Geiselnahme der Taliban Entwicklungshelfer frei

DELHI · Mit kurzgeschorenen Haaren, kurzem Bart und freudestrahlend zeigte sich der Deutsche Stefan E. nach seiner Freilassung am Donnerstag im Kreise mehrerer Polizisten eines Dorfpostens nahe der nordafghanischen Stadt Kunduz.

Der Mitarbeiter der staatlichen deutschen Entwicklungshilfeorganisation GIZ war Mitte April in der seit langem von Krieg geprägten Gegend inmitten einer äußerst brisanten Gemengelage in die Hände radikalislamischer Talibanmilizen geraten.

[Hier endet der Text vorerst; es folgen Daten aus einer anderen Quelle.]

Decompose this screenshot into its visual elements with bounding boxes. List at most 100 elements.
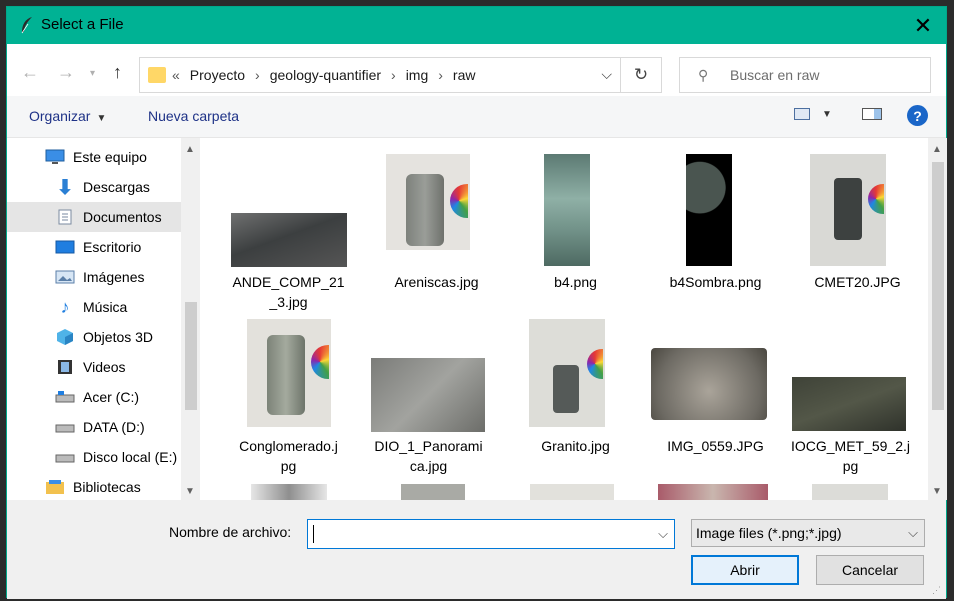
thumbnail	[529, 319, 605, 427]
scrollbar-thumb[interactable]	[932, 162, 944, 410]
file-name: CMET20.JPG	[814, 274, 901, 290]
breadcrumb-item[interactable]: geology-quantifier	[270, 67, 381, 83]
search-input[interactable]: ⚲ Buscar en raw	[679, 57, 931, 93]
file-list-scrollbar[interactable]: ▲ ▼	[928, 138, 947, 500]
computer-icon	[45, 149, 65, 165]
thumbnail	[686, 154, 732, 266]
view-icon[interactable]	[794, 108, 810, 120]
sidebar-item-musica[interactable]: ♪ Música	[55, 292, 200, 322]
video-icon	[55, 359, 75, 375]
cancel-button[interactable]: Cancelar	[816, 555, 924, 585]
breadcrumb-item[interactable]: img	[406, 67, 429, 83]
scrollbar-thumb[interactable]	[185, 302, 197, 410]
thumbnail	[401, 484, 465, 500]
document-icon	[55, 209, 75, 225]
breadcrumb: « Proyecto › geology-quantifier › img › raw	[172, 67, 476, 83]
breadcrumb-overflow[interactable]: «	[172, 67, 180, 83]
thumbnail	[247, 319, 331, 427]
window-title: Select a File	[41, 16, 124, 33]
chevron-down-icon[interactable]: ⌵	[601, 66, 612, 83]
sidebar-item-objetos-3d[interactable]: Objetos 3D	[55, 322, 200, 352]
up-button[interactable]: ↑	[113, 62, 122, 83]
thumbnail	[371, 358, 485, 432]
thumbnail	[386, 154, 470, 250]
sidebar-item-data-d[interactable]: DATA (D:)	[55, 412, 200, 442]
new-folder-button[interactable]: Nueva carpeta	[148, 108, 239, 124]
drive-icon	[55, 419, 75, 435]
file-type-select[interactable]: Image files (*.png;*.jpg) ⌵	[691, 519, 925, 547]
resize-grip-icon[interactable]: ⋰	[932, 585, 942, 595]
thumbnail	[812, 484, 888, 500]
file-name: Areniscas.jpg	[394, 274, 479, 290]
sidebar-item-documentos[interactable]: Documentos	[7, 202, 181, 232]
help-icon[interactable]: ?	[907, 105, 928, 126]
sidebar-item-bibliotecas[interactable]: Bibliotecas	[45, 472, 200, 500]
sidebar-item-acer-c[interactable]: Acer (C:)	[55, 382, 200, 412]
address-bar[interactable]: « Proyecto › geology-quantifier › img › raw…	[139, 57, 621, 93]
forward-button[interactable]: →	[57, 62, 75, 83]
dialog-footer: Nombre de archivo: ⌵ Image files (*.png;…	[7, 500, 946, 599]
library-icon	[45, 479, 65, 495]
thumbnail	[544, 154, 590, 266]
sidebar-scrollbar[interactable]: ▲ ▼	[181, 138, 200, 500]
thumbnail	[792, 377, 906, 431]
scroll-down-icon[interactable]: ▼	[932, 486, 942, 497]
thumbnail	[658, 484, 768, 500]
navigation-bar: ← → ▾ ↑ « Proyecto › geology-quantifier › …	[7, 44, 946, 96]
search-icon: ⚲	[698, 67, 709, 83]
scroll-down-icon[interactable]: ▼	[185, 486, 195, 497]
breadcrumb-item[interactable]: Proyecto	[190, 67, 245, 83]
sidebar-item-escritorio[interactable]: Escritorio	[55, 232, 200, 262]
command-bar: Organizar ▼ Nueva carpeta ▼ ?	[7, 96, 946, 138]
navigation-pane: Este equipo ⬇ Descargas Documentos Escri…	[7, 138, 200, 500]
thumbnail	[231, 213, 347, 267]
feather-icon	[21, 17, 32, 34]
file-type-value: Image files (*.png;*.jpg)	[696, 525, 842, 541]
filename-label: Nombre de archivo:	[169, 524, 292, 540]
file-list: ANDE_COMP_21 _3.jpg Areniscas.jpg b4.png …	[208, 138, 928, 500]
thumbnail	[251, 484, 327, 500]
cube-icon	[55, 329, 75, 345]
thumbnail	[651, 348, 767, 420]
file-name: IOCG_MET_59_2.j pg	[790, 438, 911, 474]
file-name: DIO_1_Panorami ca.jpg	[374, 438, 483, 474]
download-icon: ⬇	[56, 176, 74, 199]
scroll-up-icon[interactable]: ▲	[932, 144, 942, 155]
music-icon: ♪	[60, 296, 70, 317]
file-name: Granito.jpg	[541, 438, 610, 454]
organize-menu[interactable]: Organizar ▼	[29, 108, 106, 124]
sidebar-item-imagenes[interactable]: Imágenes	[55, 262, 200, 292]
sidebar-item-descargas[interactable]: ⬇ Descargas	[55, 172, 200, 202]
thumbnail	[810, 154, 886, 266]
file-name: IMG_0559.JPG	[667, 438, 764, 454]
text-cursor	[313, 525, 314, 543]
close-button[interactable]: ✕	[900, 7, 946, 44]
refresh-button[interactable]: ↻	[621, 57, 662, 93]
back-button[interactable]: ←	[21, 62, 39, 83]
drive-icon	[55, 389, 75, 405]
filename-input[interactable]: ⌵	[307, 519, 675, 549]
thumbnail	[530, 484, 614, 500]
refresh-icon: ↻	[633, 65, 649, 84]
sidebar-item-este-equipo[interactable]: Este equipo	[45, 142, 200, 172]
chevron-down-icon[interactable]: ⌵	[658, 526, 668, 542]
title-bar[interactable]: Select a File ✕	[7, 7, 946, 44]
pictures-icon	[55, 269, 75, 285]
file-name: b4Sombra.png	[669, 274, 762, 290]
close-icon: ✕	[913, 12, 933, 38]
breadcrumb-item[interactable]: raw	[453, 67, 476, 83]
file-name: ANDE_COMP_21 _3.jpg	[232, 274, 345, 310]
file-dialog: Select a File ✕ ← → ▾ ↑ « Proyecto › geol…	[6, 6, 947, 599]
view-dropdown-icon[interactable]: ▼	[822, 109, 832, 120]
sidebar-item-disco-local-e[interactable]: Disco local (E:)	[55, 442, 200, 472]
drive-icon	[55, 449, 75, 465]
desktop-icon	[55, 239, 75, 255]
search-placeholder: Buscar en raw	[730, 67, 820, 83]
recent-locations-button[interactable]: ▾	[90, 68, 95, 79]
sidebar-item-videos[interactable]: Videos	[55, 352, 200, 382]
file-name: Conglomerado.j pg	[239, 438, 338, 474]
preview-pane-icon[interactable]	[861, 108, 882, 120]
folder-icon	[148, 67, 166, 83]
open-button[interactable]: Abrir	[691, 555, 799, 585]
scroll-up-icon[interactable]: ▲	[185, 144, 195, 155]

Seine Freilassung verdankt er den Bemühungen von Stammesältesten im Distrikt Chahar Dara, in dem die Taliban bereits zu Zeiten der Bundeswehrstationierung in Kunduz aktiv waren. Offiziell heißt es, der Deutsche sei bei einem Polizeieinsatz gerettet worden. Nach der Erfahrung vergangener Jahre ist aber anzunehmen, dass Lösegeld gezahlt wurde und möglicherweise auch Gefangene der afghanischen Regierung freikamen.

"In allen den Jahren konnte bislang keine einzige Geisel in den Händen der Taliban fliehen", erklärte ein Kenner der Milizen. Auch zwei Schweizer Touristen, die vor Jahren im pakistanischen Badakhshan entführt wurden, kamen erst nach Lösegeld und der Freilassung eines Dutzends Gefangener wieder frei.

Stefan E. war Mitte April in die Hände der Talibanmilizen gefallen, als der Schwerpunkt des Konflikts sich vom Süden Afghanistans in den Norden und Nordosten des Landes südlich von Tadschikistan verschob. Der Grund: Nach einer Anti-Taliban-Offensive des pakistanischen Militärs in der Extremistenhochburg Waziristan flohen überwiegend zentralasiatische Kämpfer aus Usbekistan samt ihren Familien in die Region.

Es kam zu heftigen Zusammenstößen zwischen ihnen und Kabuls Militär. Präsident Ashraf Ghani musste wegen der Kämpfe gar eine geplante Reise nach Indien verschieben. Kabuls Behörden fielen Frauen und Kinder der "Heiligen Krieger" in die Hände. Die Extremisten wiederum, die sich in afghanischen Dörfern als Angehörige von Daesh, so die arabische Abkürzung für die Terrorgruppe Islamischer Staat (IS), ausgaben, entführten Mitglieder der schiitischen Hazara-Minderheit. Kabul und die Extremisten einigten sich schließlich auf einen Austausch.

Aber GIZ-Mitarbeiter Stefan E. kam zunächst nicht frei. Experten fürchteten bereits, dass ihm ebenso eine jahrelange Geiselhaft bevorstehen könnte wie einem Mitarbeiter der deutschen Welthungerhilfe in Pakistan. Der Deutsche war im Jahr 2012 in der pakistanischen Stadt Multan entführt worden und wurde 2014 gegen Lösegeld freigelassen. Sein ebenfalls entführter italienischer Welthungerhilfekollege Giovani Lo Porto kam gemeinsam mit einer anderen Geisel um Leben, als eine vom US-Geheimdienst CIA gelenkte Drohne den Unterschlupf bombardierte, in dem sie von der Terrororganisation Al-Kaida festgehalten wurden.

Einem ähnlichen Schicksal entging Stefan E. dank den Bemühungen der Stammesältesten. Sein staatlicher Arbeitgeber GIZ steht nun vor der Frage, in welchem Ausmaß Aktivitäten in dem Gebiet um Kunduz fortgesetzt werden können. Seit dem weitgehenden Abzug der Bundeswehr und anderer Nato-Streitkräfte gilt Kunduz wieder als eine der gefährlichsten Regionen Afghanistans. Die Lage ist so angespannt, dass Kabul sogar begonnen hat, die Milizen unberechenbarer Kriegsfürsten erneut zu bewaffnen.